March 28th, 2008 at 1:47 pm
It’s about time someone from fox said something that actually matters,
Ron Paul has basically been hidden from the public by most of the media.but we can’t blame them they are just sheep who follow orders,they were programmed that way..anyways,
It doesn’t matter who you work for or what state you are from,we are all in trouble here.
It scares me to think of the world that I will leave to my children.
Ron Paul is on our side,humanities side,he isn’t driven by corporate greed.He knows what needs to be done,he should be aired on every channel,every chance there is.Everyone should
know that they have the a promising candidate in this presidential circus election.

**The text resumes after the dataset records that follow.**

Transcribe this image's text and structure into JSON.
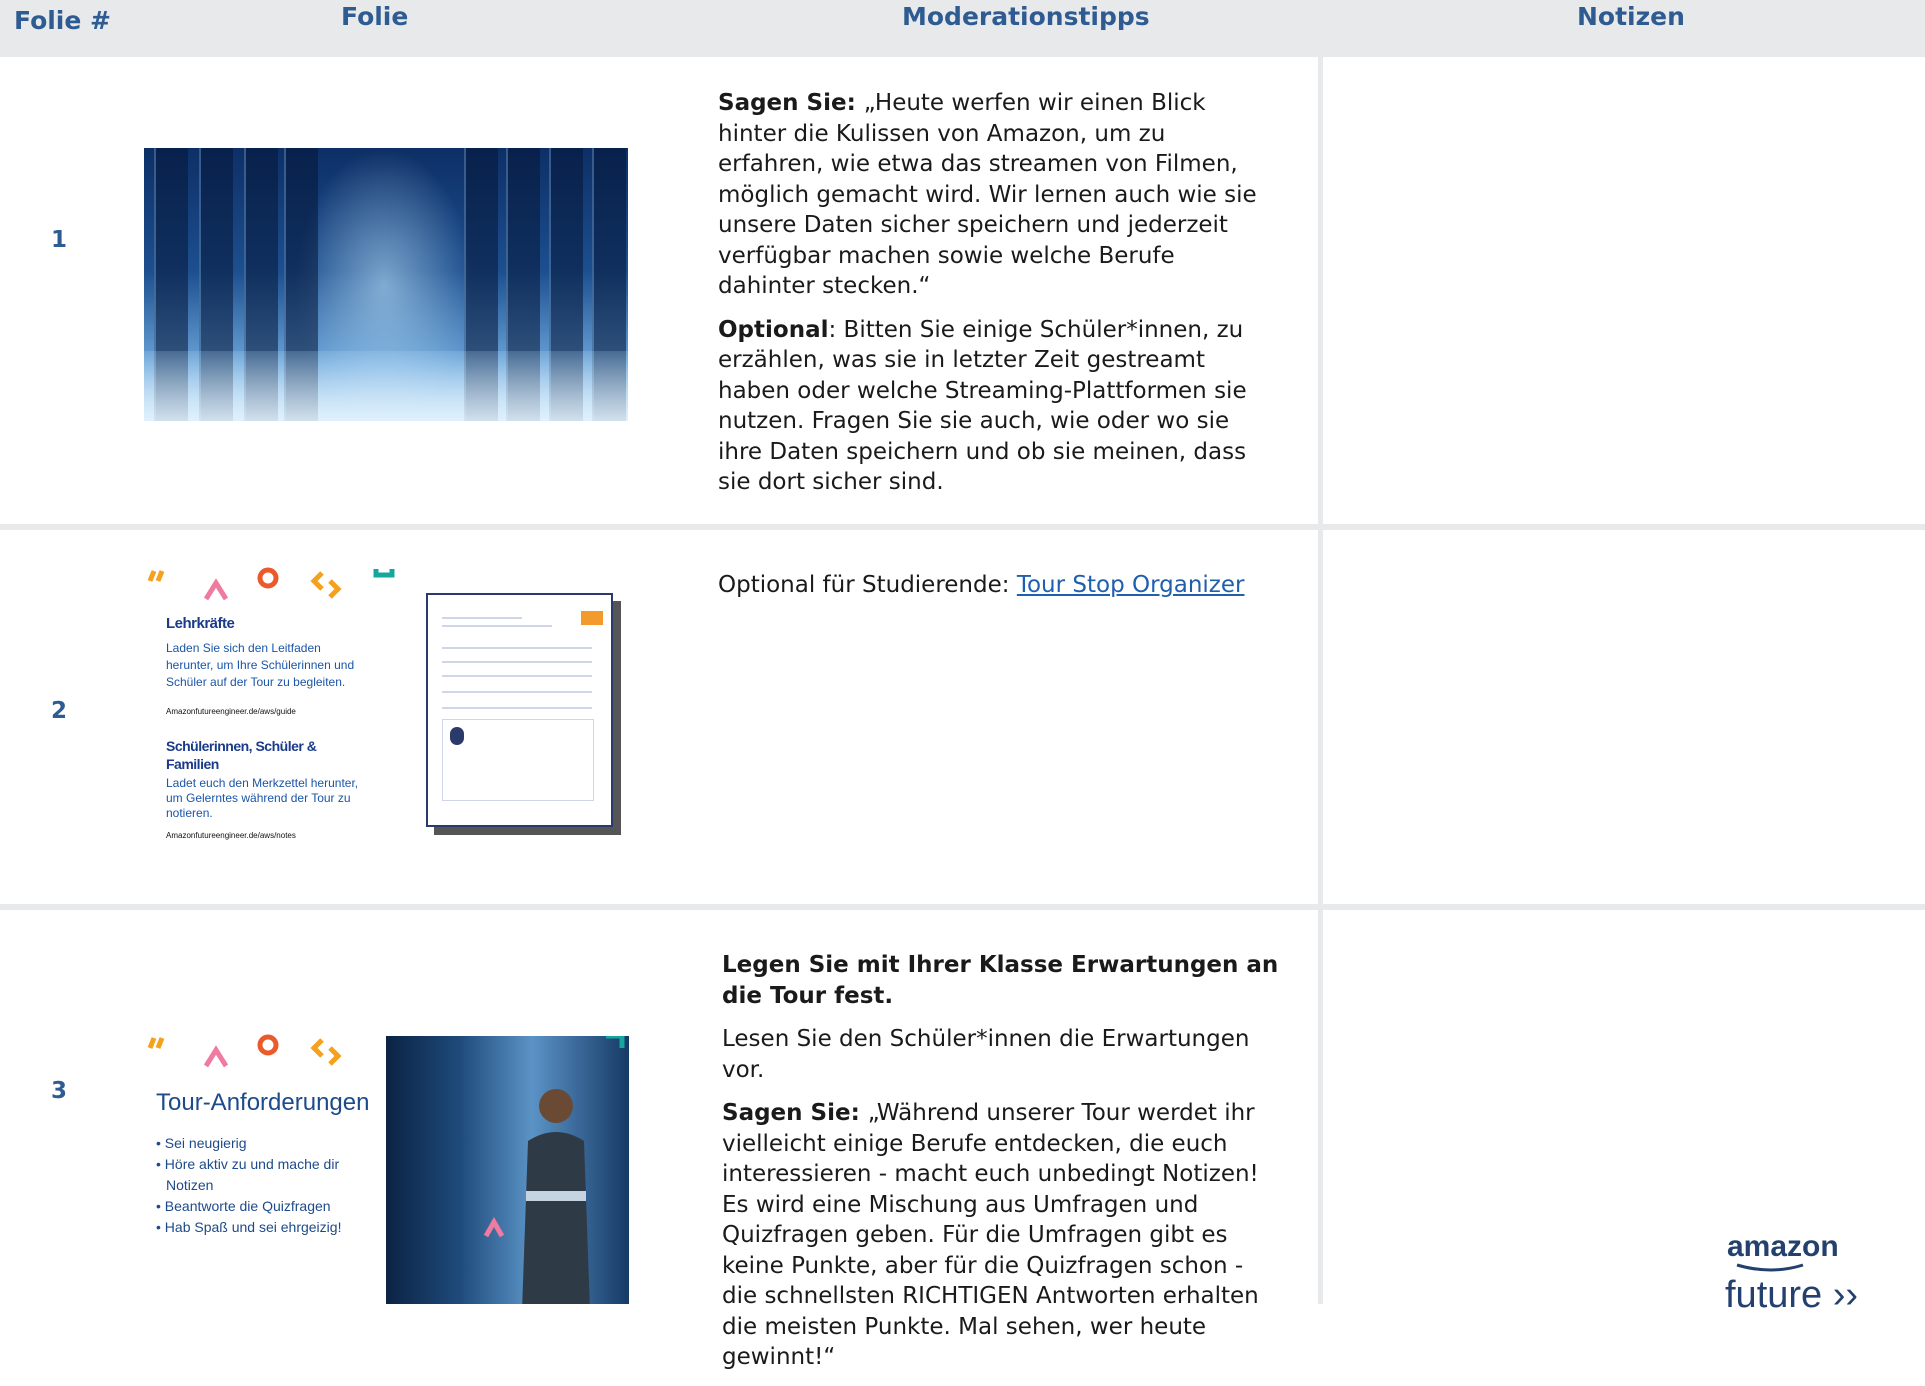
{
  "header": {
    "col_num": "Folie #",
    "col_slide": "Folie",
    "col_tips": "Moderationstipps",
    "col_notes": "Notizen"
  },
  "rows": [
    {
      "number": "1",
      "paragraphs": [
        {
          "bold": "Sagen Sie: ",
          "text": "„Heute werfen wir einen Blick hinter die Kulissen von Amazon, um zu erfahren, wie etwa das streamen von Filmen, möglich gemacht wird. Wir lernen auch wie sie unsere Daten sicher speichern und jederzeit verfügbar machen sowie welche Berufe dahinter stecken.“"
        },
        {
          "bold": "Optional",
          "text": ": Bitten Sie einige Schüler*innen, zu erzählen, was sie in letzter Zeit gestreamt haben oder welche Streaming-Plattformen sie nutzen. Fragen Sie sie auch, wie oder wo sie ihre Daten speichern und ob sie meinen, dass sie dort sicher sind."
        }
      ]
    },
    {
      "number": "2",
      "text": "Optional für Studierende: ",
      "link": "Tour Stop Organizer",
      "slide": {
        "heading1": "Lehrkräfte",
        "body1": "Laden Sie sich den Leitfaden herunter, um Ihre Schülerinnen und Schüler auf der Tour zu begleiten.",
        "url1": "Amazonfutureengineer.de/aws/guide",
        "heading2": "Schülerinnen, Schüler & Familien",
        "body2": "Ladet euch den Merkzettel herunter, um Gelerntes während der Tour zu notieren.",
        "url2": "Amazonfutureengineer.de/aws/notes"
      }
    },
    {
      "number": "3",
      "heading": "Legen Sie mit Ihrer Klasse Erwartungen an die Tour fest.",
      "line": "Lesen Sie den Schüler*innen die Erwartungen vor.",
      "say_bold": "Sagen Sie: ",
      "say_text": "„Während unserer Tour werdet ihr vielleicht einige Berufe entdecken, die euch interessieren - macht euch unbedingt Notizen! Es wird eine Mischung aus Umfragen und Quizfragen geben. Für die Umfragen gibt es keine Punkte, aber für die Quizfragen schon - die schnellsten RICHTIGEN Antworten erhalten die meisten Punkte. Mal sehen, wer heute gewinnt!“",
      "slide": {
        "title": "Tour-Anforderungen",
        "items": [
          "Sei neugierig",
          "Höre aktiv zu und mache dir Notizen",
          "Beantworte die Quizfragen",
          "Hab Spaß und sei ehrgeizig!"
        ]
      }
    }
  ],
  "logo": {
    "top": "amazon",
    "bottom": "future"
  }
}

and Mcain is the one who said “if you liked the past eight years,then you’re gonna love the next four.” so tell me…where the hell would that put us?
March 28th, 2008 at 1:42 pm
Thak you Mrs. MacDonald!
It is nice to know we still have a few journalists that have honesty, character, and
integrity. There is a difference between intellcct and integrity. The majority of our
(todays) journlalists are very intelligent, but are lacking in both honesty and integrity. Fortunately you are not like the latter group-keep up the good work.